The mandatory provisions of the change of venue statute are no stronger than those to be found in the statute, section 3116, Revised Statutes 1919, requiring a trial by jury when the circumstances are such as are mentioned in the statute. We have no quarrel with the rule that a justice must exercise his jurisdiction in the manner provided by law and that jurisdictional facts must appear on the face of his proceedings and that no intendment is allowed in favor of his jurisdiction, but *669 there is no question of jurisdiction, in the sense in which we are discussing the question, involved in this case. If the justice's record is in such a condition that we must say that the justice failed to try the issues involved without the aid of a jury, then we hold that his action constituted an irregularity that should have been corrected by a direct attack, and the judgment rendered by him is not subject to collateral attack. Had the proceeding been attacked directly the court no doubt would have given due consideration to defendant's contention that that part of the statute that permits a judgment assessing the value of the property or an alternative judgment grants relief unknown to the common law and that the statute provides for a summary proceeding and, therefore, should be strictly construed.

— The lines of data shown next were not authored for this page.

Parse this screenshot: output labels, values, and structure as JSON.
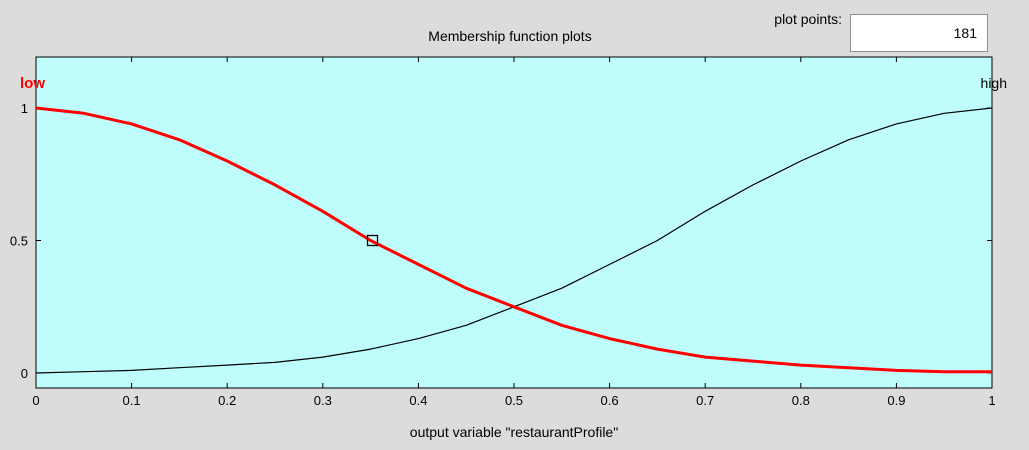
{
  "panel": {
    "title": "Membership function plots",
    "plot_points_label": "plot points:",
    "plot_points_value": "181"
  },
  "colors": {
    "window_bg": "#dcdcdc",
    "plot_bg": "#bffcfc",
    "selected_mf": "#ff0000",
    "other_mf": "#000000"
  },
  "chart_data": {
    "type": "line",
    "xlabel": "output variable \"restaurantProfile\"",
    "xlim": [
      0,
      1
    ],
    "ylim": [
      0,
      1
    ],
    "x_ticks": [
      "0",
      "0.1",
      "0.2",
      "0.3",
      "0.4",
      "0.5",
      "0.6",
      "0.7",
      "0.8",
      "0.9",
      "1"
    ],
    "y_ticks": [
      "0",
      "0.5",
      "1"
    ],
    "series": [
      {
        "name": "low",
        "selected": true,
        "color": "#ff0000",
        "x": [
          0,
          0.05,
          0.1,
          0.15,
          0.2,
          0.25,
          0.3,
          0.35,
          0.4,
          0.45,
          0.5,
          0.55,
          0.6,
          0.65,
          0.7,
          0.75,
          0.8,
          0.85,
          0.9,
          0.95,
          1
        ],
        "y": [
          1.0,
          0.98,
          0.94,
          0.88,
          0.8,
          0.71,
          0.61,
          0.5,
          0.41,
          0.32,
          0.25,
          0.18,
          0.13,
          0.09,
          0.06,
          0.045,
          0.03,
          0.02,
          0.01,
          0.005,
          0.005
        ]
      },
      {
        "name": "high",
        "selected": false,
        "color": "#000000",
        "x": [
          0,
          0.05,
          0.1,
          0.15,
          0.2,
          0.25,
          0.3,
          0.35,
          0.4,
          0.45,
          0.5,
          0.55,
          0.6,
          0.65,
          0.7,
          0.75,
          0.8,
          0.85,
          0.9,
          0.95,
          1
        ],
        "y": [
          0.0,
          0.005,
          0.01,
          0.02,
          0.03,
          0.04,
          0.06,
          0.09,
          0.13,
          0.18,
          0.25,
          0.32,
          0.41,
          0.5,
          0.61,
          0.71,
          0.8,
          0.88,
          0.94,
          0.98,
          1.0
        ]
      }
    ],
    "marker": {
      "x": 0.352,
      "y": 0.5,
      "shape": "square"
    }
  }
}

The statute, section 3118, Revised Statutes 1919, required that —

"The judgment in the cases mentioned in the two next preceding sections shall be against the plaintiff and his sureties for the return of the property taken, or that they pay the value so assessed, in the discretion of the defendant, or the value of the poessession of the same, in case a return cannot be had, or shall not be ordered, and for the damages assessed and costs of suit. But the defendant shall not be required to make election between a return of the property and the assessed value thereof, until the property is delivered to the constable on the execution, and the defendant has notice thereof."

Defendant complains that the judgment does not conform to this statute but merely finds that defendant was the owner and entitled to possession of the goods, naming them, and find the value thereof and assesses damages for the wrongful detention by plaintiff. Defendant insists that for this reason the judgment is void. It is held, as before stated, that where a justice has jurisdiction of the parties and the subject matter, his judgment may not be collaterally attacked for anything constituting an error that may have been cured *670 by an appeal. [Kansas City ex rel. v. Winner, supra.] There is no question but that if the judgment does not comply with the statute in the manner claimed, it could have been corrected by appeal. In his argument plaintiff says that the execution was for $250 and costs and and that it does not follow the judgment, it being contended that the judgment was for only $50. The execution is not attacked for this reason in the motion to quash and, consequently, the question can not now be raised.

The judgment is affirmed. All concur.